To read a poem is an exercise in discovery. Just as to write one is, most often, to set out toward uncharted territory. There is no map, but the poem tells the poet when they are heading in the right direction. Each and every navigation of line, of image, is to come upon fresh territory of mind, emotion, feeling-tone and understanding. Once complete, the well realised poem in turn offers the reader the chance to discover the world anew.

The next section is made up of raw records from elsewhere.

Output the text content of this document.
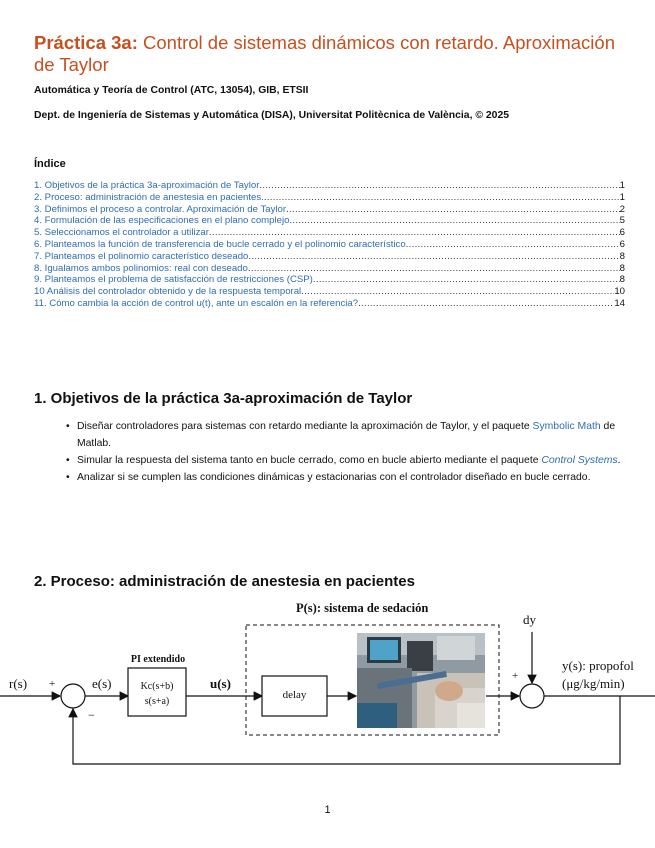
Práctica 3a: Control de sistemas dinámicos con retardo. Aproximación de Taylor
Automática y Teoría de Control (ATC, 13054), GIB, ETSII
Dept. de Ingeniería de Sistemas y Automática (DISA), Universitat Politècnica de València, © 2025
Índice
1. Objetivos de la práctica 3a-aproximación de Taylor .....	1
2. Proceso: administración de anestesia en pacientes. .....	1
3. Definimos el proceso a controlar. Aproximación de Taylor .....	2
4. Formulación de las especificaciones en el plano complejo .....	5
5. Seleccionamos el controlador a utilizar .....	6
6. Planteamos la función de transferencia de bucle cerrado y el polinomio característico .....	6
7. Planteamos el polinomio característico deseado .....	8
8. Igualamos ambos polinomios: real con deseado .....	8
9. Planteamos el problema de satisfacción de restricciones (CSP) .....	8
10 Análisis del controlador obtenido y de la respuesta temporal .....	10
11. Cómo cambia la acción de control u(t), ante un escalón en la referencia? .....	14
1. Objetivos de la práctica 3a-aproximación de Taylor
• Diseñar controladores para sistemas con retardo mediante la aproximación de Taylor, y el paquete Symbolic Math de Matlab.
• Simular la respuesta del sistema tanto en bucle cerrado, como en bucle abierto mediante el paquete Control Systems.
• Analizar si se cumplen las condiciones dinámicas y estacionarias con el controlador diseñado en bucle cerrado.
2. Proceso: administración de anestesia en pacientes
P(s): sistema de sedación
PI extendido
Kc(s+b)
s(s+a)
delay
r(s) +
−
e(s)	u(s)	+
dy
y(s): propofol
(μg/kg/min)
1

The poets in Issue #6 have taken up this challenge and each offer us, in the encounter with their work, the opportunity to share in their discoveries. Be that Alix Rochaix’s “dam burst of/ … creative agony”, called forth in “surreal” “monitor light”, as the poet in Crossroads bravely explores a newly solo, grieving self. One who would “… prefer to be seen as mad rather than bad.” Or perhaps the exquisite detailing in Victoria Brookman’s Here was one of the tiny vicissitudes, “triumph[s]” and hum-drum of daily life, demonstrating the universality of our shared experience: that we all meet the past tense eventually. The poet in Hiroki Kosuge’s delightfully quirky hybrid-genre piece NiKKi challenges us to reconsider established boundaries of plant, animal and human in a digital age, while Willo Drummond’s Badu Mangrove Morning calls us to respond to the ethical gauntlet thrown down by mangroves in a warming world. Finally, a dare blooms both fierce and delicate in Laura Gerges’ A Murky Etheree, as the poet tempts a lover with the discovery of a dark past.
Each of these poets provide for us in the work presented here a set of coordinates which point to the oft-bittersweet discoveries of life, of love, of earth, ancestry and spirit. If you are bold enough, intrepid reader, they invite you now to hoist the sail and discover for yourself their fragile, fleshly bounty.